The formula is intentionally simple. Real interpretation depends on the laboratory method, direct versus indirect ion-selective electrode measurement, serum osmolality, glucose, protein concentration, volume status, and the underlying cause of hypertriglyceridemia. Use the corrected value as a prompt for further review, not as a standalone diagnosis.
Formula & Theory - Triglyceride Sodium Correction Calculator
The Triglyceride Sodium Correction Calculator uses:
Triglyceride excess = max(triglycerides in mg/dL - 150, 0)
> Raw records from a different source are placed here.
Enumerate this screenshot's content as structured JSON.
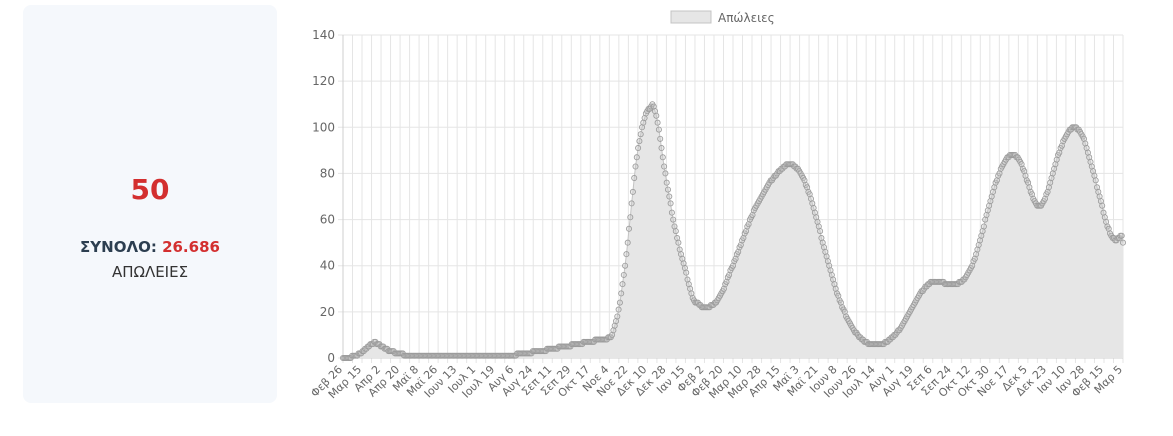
{
  "stat": {
    "value": "50",
    "total_label": "ΣΥΝΟΛΟ:",
    "total_value": "26.686",
    "caption": "ΑΠΩΛΕΙΕΣ"
  },
  "colors": {
    "fill": "#e6e6e6",
    "line": "#c4c4c4",
    "point": "#9a9a9a",
    "grid": "#e5e5e5",
    "axis": "#666666",
    "accent": "#d32f2f"
  },
  "chart_data": {
    "type": "area",
    "title": "",
    "xlabel": "",
    "ylabel": "",
    "ylim": [
      0,
      140
    ],
    "yticks": [
      0,
      20,
      40,
      60,
      80,
      100,
      120,
      140
    ],
    "grid": true,
    "legend": "top-center",
    "x_ticks": [
      "Φεβ 26",
      "Μαρ 15",
      "Απρ 2",
      "Απρ 20",
      "Μαϊ 8",
      "Μαϊ 26",
      "Ιουν 13",
      "Ιουλ 1",
      "Ιουλ 19",
      "Αυγ 6",
      "Αυγ 24",
      "Σεπ 11",
      "Σεπ 29",
      "Οκτ 17",
      "Νοε 4",
      "Νοε 22",
      "Δεκ 10",
      "Δεκ 28",
      "Ιαν 15",
      "Φεβ 2",
      "Φεβ 20",
      "Μαρ 10",
      "Μαρ 28",
      "Απρ 15",
      "Μαϊ 3",
      "Μαϊ 21",
      "Ιουν 8",
      "Ιουν 26",
      "Ιουλ 14",
      "Αυγ 1",
      "Αυγ 19",
      "Σεπ 6",
      "Σεπ 24",
      "Οκτ 12",
      "Οκτ 30",
      "Νοε 17",
      "Δεκ 5",
      "Δεκ 23",
      "Ιαν 10",
      "Ιαν 28",
      "Φεβ 15",
      "Μαρ 5"
    ],
    "series": [
      {
        "name": "Απώλειες",
        "values": [
          0,
          0,
          0,
          0,
          0,
          0,
          0,
          1,
          1,
          1,
          1,
          1,
          2,
          2,
          2,
          3,
          3,
          4,
          4,
          5,
          5,
          6,
          6,
          6,
          7,
          7,
          6,
          6,
          6,
          5,
          5,
          5,
          4,
          4,
          4,
          3,
          3,
          3,
          3,
          3,
          2,
          2,
          2,
          2,
          2,
          2,
          2,
          1,
          1,
          1,
          1,
          1,
          1,
          1,
          1,
          1,
          1,
          1,
          1,
          1,
          1,
          1,
          1,
          1,
          1,
          1,
          1,
          1,
          1,
          1,
          1,
          1,
          1,
          1,
          1,
          1,
          1,
          1,
          1,
          1,
          1,
          1,
          1,
          1,
          1,
          1,
          1,
          1,
          1,
          1,
          1,
          1,
          1,
          1,
          1,
          1,
          1,
          1,
          1,
          1,
          1,
          1,
          1,
          1,
          1,
          1,
          1,
          1,
          1,
          1,
          1,
          1,
          1,
          1,
          1,
          1,
          1,
          1,
          1,
          1,
          1,
          1,
          1,
          1,
          1,
          1,
          1,
          1,
          1,
          1,
          1,
          1,
          1,
          1,
          2,
          2,
          2,
          2,
          2,
          2,
          2,
          2,
          2,
          2,
          2,
          2,
          3,
          3,
          3,
          3,
          3,
          3,
          3,
          3,
          3,
          3,
          3,
          4,
          4,
          4,
          4,
          4,
          4,
          4,
          4,
          4,
          5,
          5,
          5,
          5,
          5,
          5,
          5,
          5,
          5,
          5,
          6,
          6,
          6,
          6,
          6,
          6,
          6,
          6,
          6,
          7,
          7,
          7,
          7,
          7,
          7,
          7,
          7,
          7,
          8,
          8,
          8,
          8,
          8,
          8,
          8,
          8,
          8,
          8,
          9,
          9,
          9,
          10,
          12,
          14,
          16,
          18,
          21,
          24,
          28,
          32,
          36,
          40,
          45,
          50,
          56,
          61,
          67,
          72,
          78,
          83,
          87,
          91,
          94,
          97,
          100,
          102,
          104,
          106,
          107,
          108,
          108,
          109,
          110,
          109,
          107,
          105,
          102,
          99,
          95,
          91,
          87,
          83,
          80,
          76,
          73,
          70,
          67,
          63,
          60,
          57,
          55,
          52,
          50,
          47,
          45,
          43,
          41,
          39,
          37,
          34,
          32,
          30,
          28,
          26,
          25,
          24,
          24,
          24,
          23,
          23,
          22,
          22,
          22,
          22,
          22,
          22,
          22,
          23,
          23,
          23,
          24,
          24,
          25,
          26,
          27,
          28,
          29,
          30,
          32,
          33,
          35,
          36,
          38,
          39,
          40,
          42,
          43,
          45,
          46,
          48,
          49,
          51,
          52,
          54,
          55,
          57,
          58,
          60,
          61,
          62,
          64,
          65,
          66,
          67,
          68,
          69,
          70,
          71,
          72,
          73,
          74,
          75,
          76,
          77,
          77,
          78,
          79,
          79,
          80,
          81,
          81,
          82,
          82,
          83,
          83,
          84,
          84,
          84,
          84,
          84,
          84,
          83,
          83,
          82,
          82,
          81,
          80,
          79,
          78,
          77,
          75,
          74,
          72,
          71,
          69,
          67,
          65,
          63,
          61,
          59,
          57,
          55,
          52,
          50,
          48,
          46,
          44,
          42,
          40,
          38,
          36,
          34,
          32,
          30,
          28,
          27,
          25,
          24,
          22,
          21,
          20,
          18,
          17,
          16,
          15,
          14,
          13,
          12,
          11,
          11,
          10,
          9,
          9,
          8,
          8,
          7,
          7,
          7,
          6,
          6,
          6,
          6,
          6,
          6,
          6,
          6,
          6,
          6,
          6,
          6,
          6,
          7,
          7,
          7,
          8,
          8,
          9,
          9,
          10,
          10,
          11,
          12,
          12,
          13,
          14,
          15,
          16,
          17,
          18,
          19,
          20,
          21,
          22,
          23,
          24,
          25,
          26,
          27,
          28,
          29,
          29,
          30,
          31,
          31,
          32,
          32,
          33,
          33,
          33,
          33,
          33,
          33,
          33,
          33,
          33,
          33,
          33,
          32,
          32,
          32,
          32,
          32,
          32,
          32,
          32,
          32,
          32,
          32,
          33,
          33,
          33,
          34,
          34,
          35,
          36,
          37,
          38,
          39,
          40,
          42,
          43,
          45,
          47,
          49,
          51,
          53,
          55,
          57,
          60,
          62,
          64,
          66,
          68,
          70,
          72,
          74,
          76,
          77,
          79,
          80,
          82,
          83,
          84,
          85,
          86,
          87,
          87,
          88,
          88,
          88,
          88,
          88,
          87,
          87,
          86,
          85,
          84,
          82,
          81,
          79,
          77,
          76,
          74,
          72,
          71,
          69,
          68,
          67,
          66,
          66,
          66,
          66,
          67,
          68,
          69,
          71,
          72,
          74,
          76,
          78,
          80,
          82,
          84,
          86,
          88,
          89,
          91,
          92,
          94,
          95,
          96,
          97,
          98,
          99,
          99,
          100,
          100,
          100,
          100,
          99,
          99,
          98,
          97,
          96,
          95,
          93,
          91,
          89,
          87,
          85,
          83,
          81,
          79,
          77,
          74,
          72,
          70,
          68,
          66,
          63,
          61,
          59,
          57,
          56,
          54,
          53,
          52,
          52,
          51,
          51,
          52,
          52,
          53,
          53,
          50
        ]
      }
    ]
  }
}
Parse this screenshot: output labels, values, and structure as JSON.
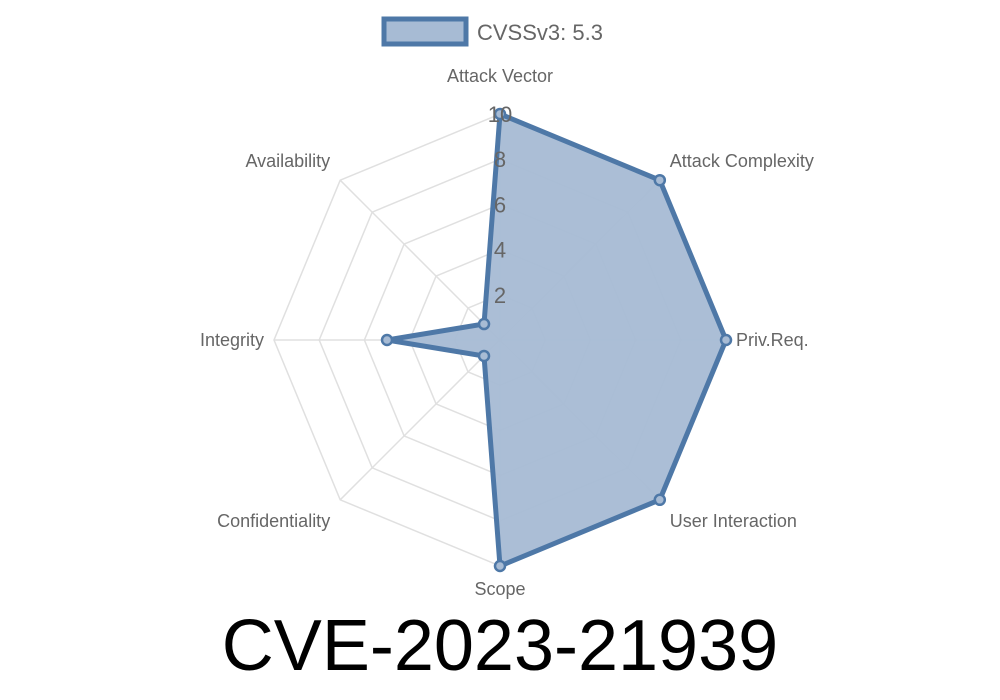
{
  "chart_data": {
    "type": "radar",
    "axes": [
      "Attack Vector",
      "Attack Complexity",
      "Priv.Req.",
      "User Interaction",
      "Scope",
      "Confidentiality",
      "Integrity",
      "Availability"
    ],
    "series": [
      {
        "name": "CVSSv3: 5.3",
        "values": [
          10,
          10,
          10,
          10,
          10,
          1,
          5,
          1
        ]
      }
    ],
    "rlim": [
      0,
      10
    ],
    "ticks": [
      "2",
      "4",
      "6",
      "8",
      "10"
    ],
    "tick_values": [
      2,
      4,
      6,
      8,
      10
    ],
    "legend_position": "top",
    "grid": true,
    "colors": {
      "line": "#4e78a7",
      "fill": "#a7bbd4",
      "grid": "#e0e0e0"
    }
  },
  "title": "CVE-2023-21939"
}
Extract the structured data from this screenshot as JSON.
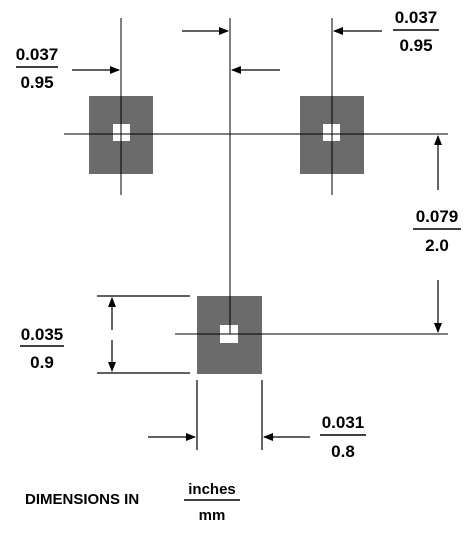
{
  "pads": [
    {
      "name": "pad-top-left"
    },
    {
      "name": "pad-top-right"
    },
    {
      "name": "pad-bottom-center"
    }
  ],
  "dimensions": {
    "pad_offset_left": {
      "inches": "0.037",
      "mm": "0.95"
    },
    "pad_offset_right": {
      "inches": "0.037",
      "mm": "0.95"
    },
    "row_spacing": {
      "inches": "0.079",
      "mm": "2.0"
    },
    "pad_height": {
      "inches": "0.035",
      "mm": "0.9"
    },
    "pad_width": {
      "inches": "0.031",
      "mm": "0.8"
    }
  },
  "legend": {
    "prefix": "DIMENSIONS IN",
    "numerator": "inches",
    "denominator": "mm"
  },
  "colors": {
    "pad": "#6b6b6b",
    "line": "#000000",
    "background": "#ffffff"
  }
}
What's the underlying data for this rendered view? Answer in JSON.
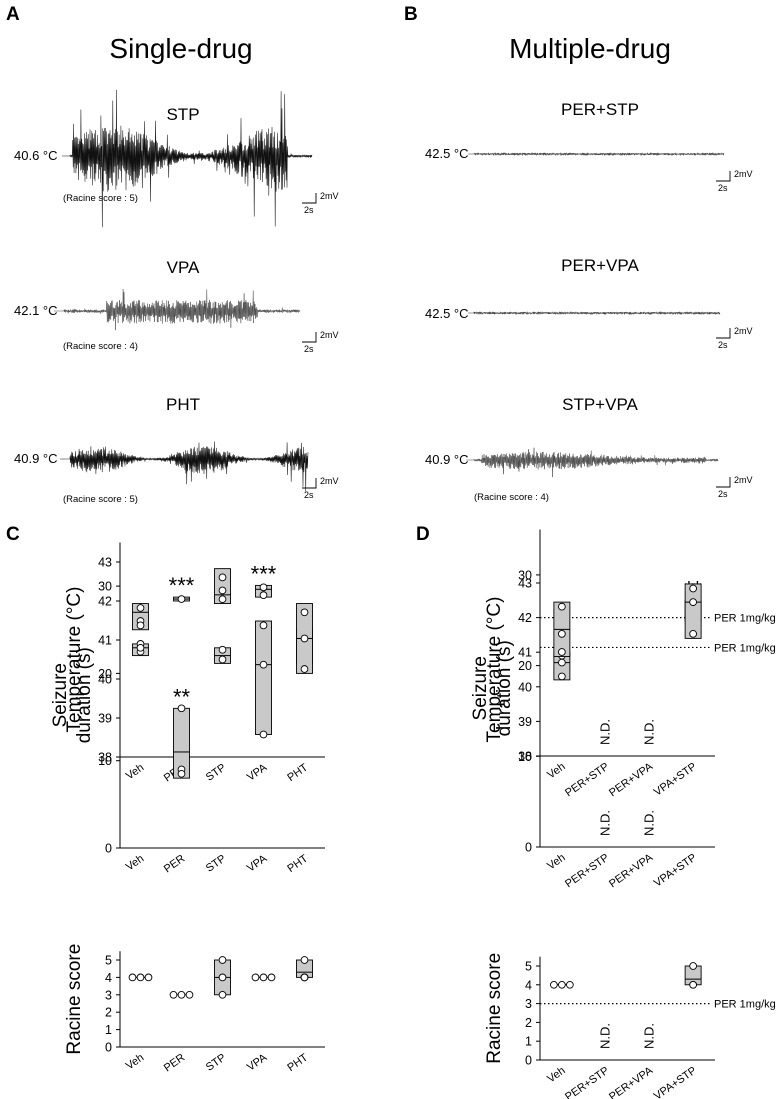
{
  "panels": {
    "A": {
      "letter": "A",
      "heading": "Single-drug",
      "traces": [
        {
          "label": "STP",
          "temp": "40.6 °C",
          "score": "(Racine score : 5)",
          "scale_time": "2s",
          "scale_amp": "2mV"
        },
        {
          "label": "VPA",
          "temp": "42.1 °C",
          "score": "(Racine score : 4)",
          "scale_time": "2s",
          "scale_amp": "2mV"
        },
        {
          "label": "PHT",
          "temp": "40.9 °C",
          "score": "(Racine score : 5)",
          "scale_time": "2s",
          "scale_amp": "2mV"
        }
      ]
    },
    "B": {
      "letter": "B",
      "heading": "Multiple-drug",
      "traces": [
        {
          "label": "PER+STP",
          "temp": "42.5 °C",
          "score": "",
          "scale_time": "2s",
          "scale_amp": "2mV"
        },
        {
          "label": "PER+VPA",
          "temp": "42.5 °C",
          "score": "",
          "scale_time": "2s",
          "scale_amp": "2mV"
        },
        {
          "label": "STP+VPA",
          "temp": "40.9 °C",
          "score": "(Racine score : 4)",
          "scale_time": "2s",
          "scale_amp": "2mV"
        }
      ]
    },
    "C": {
      "letter": "C"
    },
    "D": {
      "letter": "D"
    }
  },
  "chart_data": [
    {
      "id": "C-temp",
      "type": "box",
      "panel": "C",
      "ylabel": [
        "Temperature (°C)"
      ],
      "ylim": [
        38,
        43
      ],
      "yticks": [
        38,
        39,
        40,
        41,
        42,
        43
      ],
      "categories": [
        "Veh",
        "PER",
        "STP",
        "VPA",
        "PHT"
      ],
      "groups": [
        {
          "min": 40.6,
          "q1": 40.6,
          "median": 40.8,
          "q3": 40.9,
          "max": 40.9,
          "points": [
            40.9,
            40.7,
            40.8
          ],
          "sig": ""
        },
        {
          "min": 42.0,
          "q1": 42.0,
          "median": 42.05,
          "q3": 42.1,
          "max": 42.1,
          "points": [
            42.05
          ],
          "sig": "***"
        },
        {
          "min": 40.4,
          "q1": 40.4,
          "median": 40.6,
          "q3": 40.8,
          "max": 40.8,
          "points": [
            40.75,
            40.5
          ],
          "sig": ""
        },
        {
          "min": 42.1,
          "q1": 42.1,
          "median": 42.3,
          "q3": 42.4,
          "max": 42.4,
          "points": [
            42.35,
            42.15
          ],
          "sig": "***"
        },
        {
          "min": 40.4,
          "q1": 40.4,
          "median": 40.9,
          "q3": 41.3,
          "max": 41.3,
          "points": [
            41.2,
            40.9,
            40.5
          ],
          "sig": ""
        }
      ],
      "nd_label": "",
      "reference": null
    },
    {
      "id": "C-dur",
      "type": "box",
      "panel": "C",
      "ylabel": [
        "Seizure",
        "duration (s)"
      ],
      "ylim": [
        0,
        35
      ],
      "yticks": [
        0,
        10,
        20,
        30
      ],
      "categories": [
        "Veh",
        "PER",
        "STP",
        "VPA",
        "PHT"
      ],
      "groups": [
        {
          "min": 25,
          "q1": 25,
          "median": 27,
          "q3": 28,
          "max": 28,
          "points": [
            27.5,
            26,
            25.5
          ],
          "sig": ""
        },
        {
          "min": 8,
          "q1": 8,
          "median": 11,
          "q3": 16,
          "max": 16,
          "points": [
            16,
            9,
            8.5
          ],
          "sig": "**"
        },
        {
          "min": 28,
          "q1": 28,
          "median": 29,
          "q3": 32,
          "max": 32,
          "points": [
            31,
            29.5,
            28.5
          ],
          "sig": ""
        },
        {
          "min": 13,
          "q1": 13,
          "median": 21,
          "q3": 26,
          "max": 26,
          "points": [
            25.5,
            21,
            13
          ],
          "sig": ""
        },
        {
          "min": 20,
          "q1": 20,
          "median": 24,
          "q3": 28,
          "max": 28,
          "points": [
            27,
            24,
            20.5
          ],
          "sig": ""
        }
      ],
      "nd_label": "",
      "reference": null
    },
    {
      "id": "C-score",
      "type": "box",
      "panel": "C",
      "ylabel": [
        "Racine score"
      ],
      "ylim": [
        0,
        5.5
      ],
      "yticks": [
        0,
        1,
        2,
        3,
        4,
        5
      ],
      "categories": [
        "Veh",
        "PER",
        "STP",
        "VPA",
        "PHT"
      ],
      "groups": [
        {
          "min": 4,
          "q1": 4,
          "median": 4,
          "q3": 4,
          "max": 4,
          "points": [
            4,
            4,
            4
          ],
          "flat": true,
          "sig": ""
        },
        {
          "min": 3,
          "q1": 3,
          "median": 3,
          "q3": 3,
          "max": 3,
          "points": [
            3,
            3,
            3
          ],
          "flat": true,
          "sig": ""
        },
        {
          "min": 3,
          "q1": 3,
          "median": 4,
          "q3": 5,
          "max": 5,
          "points": [
            5,
            4,
            3
          ],
          "sig": ""
        },
        {
          "min": 4,
          "q1": 4,
          "median": 4,
          "q3": 4,
          "max": 4,
          "points": [
            4,
            4,
            4
          ],
          "flat": true,
          "sig": ""
        },
        {
          "min": 4,
          "q1": 4,
          "median": 4.3,
          "q3": 5,
          "max": 5,
          "points": [
            5,
            4,
            4,
            4
          ],
          "sig": ""
        }
      ],
      "nd_label": "",
      "reference": null
    },
    {
      "id": "D-temp",
      "type": "box",
      "panel": "D",
      "ylabel": [
        "Temperature (°C)"
      ],
      "ylim": [
        38,
        43
      ],
      "yticks": [
        38,
        39,
        40,
        41,
        42,
        43
      ],
      "categories": [
        "Veh",
        "PER+STP",
        "PER+VPA",
        "VPA+STP"
      ],
      "groups": [
        {
          "min": 40.2,
          "q1": 40.2,
          "median": 40.7,
          "q3": 41.0,
          "max": 41.0,
          "points": [
            40.9,
            40.7,
            40.3
          ],
          "sig": ""
        },
        {
          "nd": true
        },
        {
          "nd": true
        },
        {
          "min": 41.9,
          "q1": 41.9,
          "median": 42.2,
          "q3": 42.5,
          "max": 42.5,
          "points": [
            42.4,
            42.2,
            42.0
          ],
          "sig": "**"
        }
      ],
      "nd_label": "N.D.",
      "reference": {
        "value": 42,
        "label": "PER 1mg/kg"
      }
    },
    {
      "id": "D-dur",
      "type": "box",
      "panel": "D",
      "ylabel": [
        "Seizure",
        "duration (s)"
      ],
      "ylim": [
        0,
        35
      ],
      "yticks": [
        0,
        10,
        20,
        30
      ],
      "categories": [
        "Veh",
        "PER+STP",
        "PER+VPA",
        "VPA+STP"
      ],
      "groups": [
        {
          "min": 21,
          "q1": 21,
          "median": 24,
          "q3": 27,
          "max": 27,
          "points": [
            26.5,
            23.5,
            21.5
          ],
          "sig": ""
        },
        {
          "nd": true
        },
        {
          "nd": true
        },
        {
          "min": 23,
          "q1": 23,
          "median": 27,
          "q3": 29,
          "max": 29,
          "points": [
            28.5,
            27,
            23.5
          ],
          "sig": ""
        }
      ],
      "nd_label": "N.D.",
      "reference": {
        "value": 22,
        "label": "PER 1mg/kg"
      }
    },
    {
      "id": "D-score",
      "type": "box",
      "panel": "D",
      "ylabel": [
        "Racine score"
      ],
      "ylim": [
        0,
        5.5
      ],
      "yticks": [
        0,
        1,
        2,
        3,
        4,
        5
      ],
      "categories": [
        "Veh",
        "PER+STP",
        "PER+VPA",
        "VPA+STP"
      ],
      "groups": [
        {
          "min": 4,
          "q1": 4,
          "median": 4,
          "q3": 4,
          "max": 4,
          "points": [
            4,
            4,
            4
          ],
          "flat": true,
          "sig": ""
        },
        {
          "nd": true
        },
        {
          "nd": true
        },
        {
          "min": 4,
          "q1": 4,
          "median": 4.3,
          "q3": 5,
          "max": 5,
          "points": [
            5,
            4,
            4
          ],
          "sig": ""
        }
      ],
      "nd_label": "N.D.",
      "reference": {
        "value": 3,
        "label": "PER 1mg/kg"
      }
    }
  ]
}
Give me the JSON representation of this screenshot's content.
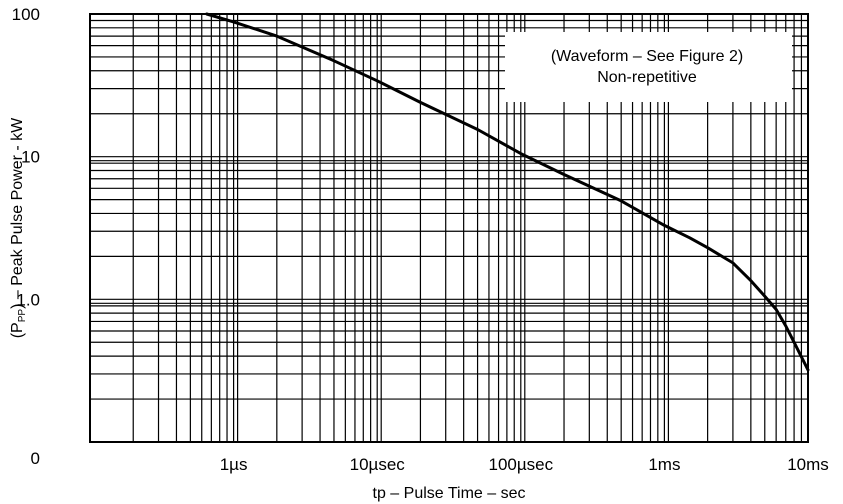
{
  "chart_data": {
    "type": "line",
    "title": "",
    "xlabel": "tp – Pulse Time – sec",
    "ylabel": "Peak Pulse Power - kW",
    "ylabel_prefix": "(P",
    "ylabel_subscript": "PP",
    "ylabel_suffix": ") – ",
    "x_scale": "log",
    "y_scale": "log",
    "xlim": [
      "0.1µs",
      "10ms"
    ],
    "ylim": [
      0.1,
      100
    ],
    "grid": true,
    "x_ticks": [
      {
        "value": 1e-06,
        "label": "1µs"
      },
      {
        "value": 1e-05,
        "label": "10µsec"
      },
      {
        "value": 0.0001,
        "label": "100µsec"
      },
      {
        "value": 0.001,
        "label": "1ms"
      },
      {
        "value": 0.01,
        "label": "10ms"
      }
    ],
    "y_ticks": [
      {
        "value": 0.1,
        "label": "0"
      },
      {
        "value": 1,
        "label": "1.0"
      },
      {
        "value": 10,
        "label": "10"
      },
      {
        "value": 100,
        "label": "100"
      }
    ],
    "annotation": {
      "line1": "(Waveform – See Figure 2)",
      "line2": "Non-repetitive"
    },
    "series": [
      {
        "x": [
          "0.65µs",
          "1µs",
          "2µs",
          "5µs",
          "10µs",
          "20µs",
          "50µs",
          "100µs",
          "200µs",
          "500µs",
          "1ms",
          "1.5ms",
          "2ms",
          "3ms",
          "4ms",
          "5ms",
          "6ms",
          "7ms",
          "8ms",
          "10ms"
        ],
        "values": [
          100,
          88,
          70,
          47,
          34,
          24,
          15.5,
          10.5,
          7.5,
          4.9,
          3.3,
          2.7,
          2.3,
          1.8,
          1.35,
          1.05,
          0.85,
          0.65,
          0.5,
          0.32
        ]
      }
    ],
    "color": "#000000"
  }
}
Sodium adjustment (mmol/L) = 0.002 x triglyceride excess
Estimated corrected sodium (mmol/L) = measured sodium + sodium adjustment
The reference triglyceride value is 150 mg/dL. When triglycerides are above 150 mg/dL, the adjustment is positive. When triglycerides are below that reference, the adjustment is treated as zero because normal triglyceride values do not meaningfully create pseudohyponatremia. For example:
Measured sodium = 132 mmol/L
Triglycerides = 600 mg/dL
Triglyceride excess = 600 - 150 = 450 mg/dL
Sodium adjustment = 0.002 x 450 = 0.9 mmol/L
Estimated corrected sodium = 132 + 0.9 = 132.9 mmol/L
Severe cases can show a larger gap. For example, triglycerides of 5,000 mg/dL would produce an estimated adjustment of 9.7 mmol/L above the 150 mg/dL reference. That is the kind of range where pseudohyponatremia becomes much more plausible, especially if indirect ISE sodium is low while measured serum osmolality is normal or high.
Why indirect ISE can read falsely low
Sodium is dissolved in the water phase of serum. Indirect ISE methods dilute the sample and assume a normal water fraction. When triglycerides or proteins are extremely high, the non-water fraction expands. The back-calculated sodium concentration can then be falsely low.
Direct ISE methods, such as many blood gas or point-of-care analyzers, measure sodium activity in the plasma water phase without the same dilution assumption. That is why direct sodium is preferred when pseudohyponatremia is suspected.
Interpretation checklist
- Compare the sodium result with measured serum osmolality.
- Check whether sodium was measured by direct ISE or indirect ISE.
- Review triglycerides, cholesterol and total protein from the same sample when available.
- Consider glucose separately because hyperglycemia causes translocational hyponatremia and uses a different correction formula.
- Do not use this calculator to decide sodium therapy.
Use Cases for Triglyceride Sodium Correction Calculator
The Triglyceride Sodium Correction Calculator is useful for lab medicine teaching, electrolyte case review, hypertriglyceridemia education, and explaining pseudohyponatremia. It can help students compare the measured sodium with an estimated corrected value.
In real care, confirm the laboratory method and consider serum osmolality and the full metabolic panel. Severe hypertriglyceridemia or abnormal sodium values should be evaluated by qualified clinicians.